Historically, astronomy was more concerned with the classification and description of phenomena in the sky, while astrophysics attempted to explain these phenomena and the differences between them using physical laws. Today, that distinction has mostly disappeared and the terms "astronomer" and "astrophysicist" are interchangeable. Professional astronomers are highly educated individuals who typically have a Ph.D. in physics or astronomy and are employed by research institutions or universities. They spend the majority of their time working on research, although they quite often have other duties such as teaching, building instruments, or aiding in the operation of an observatory.
The number of professional astronomers in the United States is actually quite small. The American Astronomical Society, which is the major organization of professional astronomers in North America, has approximately 7,000 members.

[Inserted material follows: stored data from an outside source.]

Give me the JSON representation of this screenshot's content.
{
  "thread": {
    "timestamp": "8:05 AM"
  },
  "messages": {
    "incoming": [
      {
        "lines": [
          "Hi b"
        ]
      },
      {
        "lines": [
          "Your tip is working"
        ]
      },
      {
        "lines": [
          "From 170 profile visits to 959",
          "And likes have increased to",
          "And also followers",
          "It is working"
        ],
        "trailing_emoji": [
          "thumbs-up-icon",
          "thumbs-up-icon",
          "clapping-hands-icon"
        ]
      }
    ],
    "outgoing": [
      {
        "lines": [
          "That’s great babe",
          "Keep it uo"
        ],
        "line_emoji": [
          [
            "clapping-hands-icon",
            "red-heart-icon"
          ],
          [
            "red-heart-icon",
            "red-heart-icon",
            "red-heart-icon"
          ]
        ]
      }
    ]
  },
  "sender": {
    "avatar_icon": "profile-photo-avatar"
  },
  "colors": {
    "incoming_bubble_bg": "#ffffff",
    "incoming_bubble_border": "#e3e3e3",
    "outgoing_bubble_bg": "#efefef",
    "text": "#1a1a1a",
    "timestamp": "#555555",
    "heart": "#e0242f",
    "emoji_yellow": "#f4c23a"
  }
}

This number includes scientists from other fields such as physics, geology, and engineering, whose research interests are closely related to astronomy. The International Astronomical Union comprises almost 10,145 members from 70 different countries who are involved in astronomical research at the Ph.D. level and beyond.
Contrary to the classical image of an old astronomer peering through a telescope through the dark hours of the night, it is far more common to use a charge-coupled device (CCD) camera to record a long, deep exposure, allowing a more sensitive image to be created because the light is added over time. Before CCDs, photographic plates were a common method of observation. Modern astronomers spend relatively little time at telescopes usually just a few weeks per year. Analysis of observed phenomena, along with making predictions as to the causes of what they observe, takes the majority of observational astronomers' time.
Astronomers who serve as faculty spend much of their time teaching undergraduate and graduate classes. Most universities also have outreach programs including public telescope time and sometimes planetariums as a public service to encourage interest in the field.
Those who become astronomers usually have a broad background in maths, sciences and computing in high school. Taking courses that teach how to research, write and present papers are also invaluable. In college/university most astronomers get a Ph.D. in astronomy or physics.